А нынешней весной, чтобы избежать дублирования в работе, вдруг решил более четко определить функции председателя колхоза и секретаря парторганизации в Гремякине. Как-то возвращались они вдвоем с областного совещания в машине; к удивлению Евгении Ивановны, он пустился в рассуждения:
«Твоя область, секретарь, — души людские, психология, каждый человек в отдельности. Моя, председателя, — весь колхоз, хозяйство в целом, общий фронт работ, выполнение всех планов. Иными словами, я работаю с массой, ты — с личностями».
«Э, э, так не пойдет! — возразила она ему, смеясь. — Давай, Николаевич, уточним твою теоретическую мысль: ты работаешь и с массами и с личностями, а я — с личностями и массами. Так — согласна, диалектика получается».
Он подумал и тоже согласился.
Ну, а как выходит на практике? По-разному. В последнее время председатель все чаще перекладывал решение иных житейских дел гремякинцев на плечи секретаря. Правда, перекладывал в тех случаях, если до этого сам не вмешивался, не обещал помочь или, наоборот, запрещал делать. Наверное, он не хотел изменять своему любимому изречению: «Дал слово — выполни, хоть разбейся!»

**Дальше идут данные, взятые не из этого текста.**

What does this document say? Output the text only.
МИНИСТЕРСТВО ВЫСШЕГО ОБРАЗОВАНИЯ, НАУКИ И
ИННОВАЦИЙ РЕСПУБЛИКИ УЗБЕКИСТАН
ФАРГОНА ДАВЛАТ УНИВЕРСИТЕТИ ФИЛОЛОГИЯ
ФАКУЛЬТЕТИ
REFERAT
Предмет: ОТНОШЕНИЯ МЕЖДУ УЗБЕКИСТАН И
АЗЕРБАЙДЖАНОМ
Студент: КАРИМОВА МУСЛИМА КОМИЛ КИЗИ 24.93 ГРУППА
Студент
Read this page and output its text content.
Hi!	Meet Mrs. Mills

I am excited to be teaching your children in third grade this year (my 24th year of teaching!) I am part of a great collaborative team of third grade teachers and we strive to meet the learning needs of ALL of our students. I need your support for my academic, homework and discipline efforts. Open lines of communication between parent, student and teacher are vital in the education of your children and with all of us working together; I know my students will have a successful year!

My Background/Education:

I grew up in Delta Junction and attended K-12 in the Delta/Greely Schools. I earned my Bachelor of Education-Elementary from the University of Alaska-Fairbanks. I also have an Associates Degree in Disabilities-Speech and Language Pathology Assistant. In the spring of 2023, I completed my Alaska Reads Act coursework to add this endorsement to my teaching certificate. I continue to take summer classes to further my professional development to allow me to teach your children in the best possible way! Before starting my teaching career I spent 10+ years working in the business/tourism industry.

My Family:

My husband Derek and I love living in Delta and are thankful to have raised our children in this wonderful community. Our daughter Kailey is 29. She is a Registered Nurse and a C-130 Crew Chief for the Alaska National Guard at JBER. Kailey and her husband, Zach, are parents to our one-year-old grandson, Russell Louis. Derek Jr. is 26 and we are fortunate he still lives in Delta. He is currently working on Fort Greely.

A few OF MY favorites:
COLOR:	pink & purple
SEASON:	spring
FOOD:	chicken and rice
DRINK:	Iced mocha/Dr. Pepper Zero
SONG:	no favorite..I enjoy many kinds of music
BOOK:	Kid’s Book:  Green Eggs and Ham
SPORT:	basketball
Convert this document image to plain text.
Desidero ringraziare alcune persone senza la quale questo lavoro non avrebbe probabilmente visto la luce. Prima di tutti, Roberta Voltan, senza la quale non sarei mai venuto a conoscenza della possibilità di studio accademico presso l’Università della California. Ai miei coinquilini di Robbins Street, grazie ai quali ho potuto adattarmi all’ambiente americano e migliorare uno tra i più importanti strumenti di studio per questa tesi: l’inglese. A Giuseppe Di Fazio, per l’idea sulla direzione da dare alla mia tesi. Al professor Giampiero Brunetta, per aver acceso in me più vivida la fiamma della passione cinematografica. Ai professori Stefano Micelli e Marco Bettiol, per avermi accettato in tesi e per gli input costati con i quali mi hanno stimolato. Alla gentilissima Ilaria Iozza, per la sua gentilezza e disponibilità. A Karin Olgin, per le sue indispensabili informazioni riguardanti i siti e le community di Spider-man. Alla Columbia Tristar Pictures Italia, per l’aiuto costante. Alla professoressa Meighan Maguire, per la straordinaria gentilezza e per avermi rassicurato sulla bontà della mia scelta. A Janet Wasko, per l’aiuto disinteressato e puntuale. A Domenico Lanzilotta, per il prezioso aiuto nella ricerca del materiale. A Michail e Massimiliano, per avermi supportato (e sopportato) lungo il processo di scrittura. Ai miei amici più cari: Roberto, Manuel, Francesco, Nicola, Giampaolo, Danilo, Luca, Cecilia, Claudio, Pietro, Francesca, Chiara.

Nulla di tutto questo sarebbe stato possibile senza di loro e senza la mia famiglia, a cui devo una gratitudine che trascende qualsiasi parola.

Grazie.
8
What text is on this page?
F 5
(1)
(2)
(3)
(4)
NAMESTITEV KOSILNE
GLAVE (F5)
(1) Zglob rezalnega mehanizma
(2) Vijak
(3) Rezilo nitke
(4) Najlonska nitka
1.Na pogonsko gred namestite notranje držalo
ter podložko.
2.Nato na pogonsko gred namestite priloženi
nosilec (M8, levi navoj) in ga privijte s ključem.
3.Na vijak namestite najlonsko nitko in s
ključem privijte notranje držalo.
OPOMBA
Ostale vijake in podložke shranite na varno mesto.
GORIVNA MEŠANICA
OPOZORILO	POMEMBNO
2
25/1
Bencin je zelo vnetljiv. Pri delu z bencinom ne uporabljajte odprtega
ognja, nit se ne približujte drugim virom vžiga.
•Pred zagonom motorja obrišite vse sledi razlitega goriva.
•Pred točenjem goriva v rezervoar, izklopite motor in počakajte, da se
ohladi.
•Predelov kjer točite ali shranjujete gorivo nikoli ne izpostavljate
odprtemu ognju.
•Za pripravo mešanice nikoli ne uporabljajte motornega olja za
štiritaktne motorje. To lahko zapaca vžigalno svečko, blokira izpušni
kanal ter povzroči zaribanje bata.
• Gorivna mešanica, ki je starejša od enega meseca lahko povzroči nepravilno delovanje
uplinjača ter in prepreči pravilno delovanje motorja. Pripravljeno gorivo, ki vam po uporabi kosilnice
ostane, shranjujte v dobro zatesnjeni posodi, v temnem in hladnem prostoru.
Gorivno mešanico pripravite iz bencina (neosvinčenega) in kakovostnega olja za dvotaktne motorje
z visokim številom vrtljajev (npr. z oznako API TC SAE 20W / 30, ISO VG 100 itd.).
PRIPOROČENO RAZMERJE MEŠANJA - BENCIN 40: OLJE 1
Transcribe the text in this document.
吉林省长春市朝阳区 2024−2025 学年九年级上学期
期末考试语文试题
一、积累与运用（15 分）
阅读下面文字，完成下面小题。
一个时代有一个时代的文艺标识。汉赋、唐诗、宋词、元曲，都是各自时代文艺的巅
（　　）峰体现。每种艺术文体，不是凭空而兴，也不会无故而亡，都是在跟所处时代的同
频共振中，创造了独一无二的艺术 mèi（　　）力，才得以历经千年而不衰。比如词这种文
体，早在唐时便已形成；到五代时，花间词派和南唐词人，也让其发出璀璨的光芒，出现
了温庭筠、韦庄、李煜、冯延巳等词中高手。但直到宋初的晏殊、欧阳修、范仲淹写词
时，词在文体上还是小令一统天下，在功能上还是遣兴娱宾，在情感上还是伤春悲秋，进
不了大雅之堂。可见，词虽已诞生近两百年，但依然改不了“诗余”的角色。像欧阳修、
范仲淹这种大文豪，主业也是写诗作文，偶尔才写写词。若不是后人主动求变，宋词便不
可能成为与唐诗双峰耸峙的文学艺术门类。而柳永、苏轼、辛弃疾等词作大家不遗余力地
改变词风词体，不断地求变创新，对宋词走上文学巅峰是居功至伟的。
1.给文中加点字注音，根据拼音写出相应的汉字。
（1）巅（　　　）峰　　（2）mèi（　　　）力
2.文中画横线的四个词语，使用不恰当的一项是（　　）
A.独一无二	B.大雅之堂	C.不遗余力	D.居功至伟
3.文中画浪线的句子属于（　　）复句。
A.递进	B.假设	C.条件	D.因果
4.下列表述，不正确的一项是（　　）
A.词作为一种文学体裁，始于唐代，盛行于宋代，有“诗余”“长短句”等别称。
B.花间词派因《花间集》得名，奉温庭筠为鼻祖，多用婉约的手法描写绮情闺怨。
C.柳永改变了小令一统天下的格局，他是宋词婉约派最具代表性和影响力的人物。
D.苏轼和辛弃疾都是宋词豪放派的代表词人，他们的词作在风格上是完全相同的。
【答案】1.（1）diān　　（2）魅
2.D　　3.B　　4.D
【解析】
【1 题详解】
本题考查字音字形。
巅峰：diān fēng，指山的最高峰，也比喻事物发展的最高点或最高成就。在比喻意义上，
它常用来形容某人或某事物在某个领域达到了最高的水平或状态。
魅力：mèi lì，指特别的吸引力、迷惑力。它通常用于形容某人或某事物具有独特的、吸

С Чудиновым так именно и произошло, потому-то и не просто убедить Говоруна изменить свое решение — отпустить парня на курсы…
Евгения Ивановна так задумалась, что не заметила, как вместо золотого пшеничного разлива справа и слева расхлестнулся серо-зеленый ковер подсолнухов. Лишь провода на столбах все тянулись вдоль шоссе и чуть слышно гудели. А может, просто чудилось это звенящее гудение?..
Теперь Павел Николаевич в ее воображении рисовался таким, каким он был в последнюю неделю, — усталый, обеспокоенный, нервный. Летом, в страдную пору, он вообще как бы дурнел лицом, голос его грубел, мужиковатой становилась походка, а зимой опять будто молодел, подтягивался. Что ж его тревожило в эти дни? Приближение срока жатвы, трудности с ремонтом техники? В таких делах он не новичок. А что же еще досаждало ему? Неужели шепоток недоброжелателей, дурные слухи, которые вспыхнули да так и не погасли в связи со строительством его нового дома? Вон, кажется, Ведерников должен приехать в Гремякино с проверкой каких-то фактов, а его приезд вряд ли вызовет у кого хорошее настроение. Что ж, пусть приезжает, коммунисты скажут ему свое слово. Хотя… хотя, конечно, по-разному могут повернуться дела, все зависит от того, чьи руки за них берутся.
«Насчет председателева дома мне ясно, напраслины городят тут много, — продолжала размышлять Евгения Ивановна. — А вот характер у Говоруна — не дай боже! Сто чертей можно на человека навешать. Ведерников, наверное, постарается раздуть пожар. Ну, да ладно… Як говорят, поживем — увидим…»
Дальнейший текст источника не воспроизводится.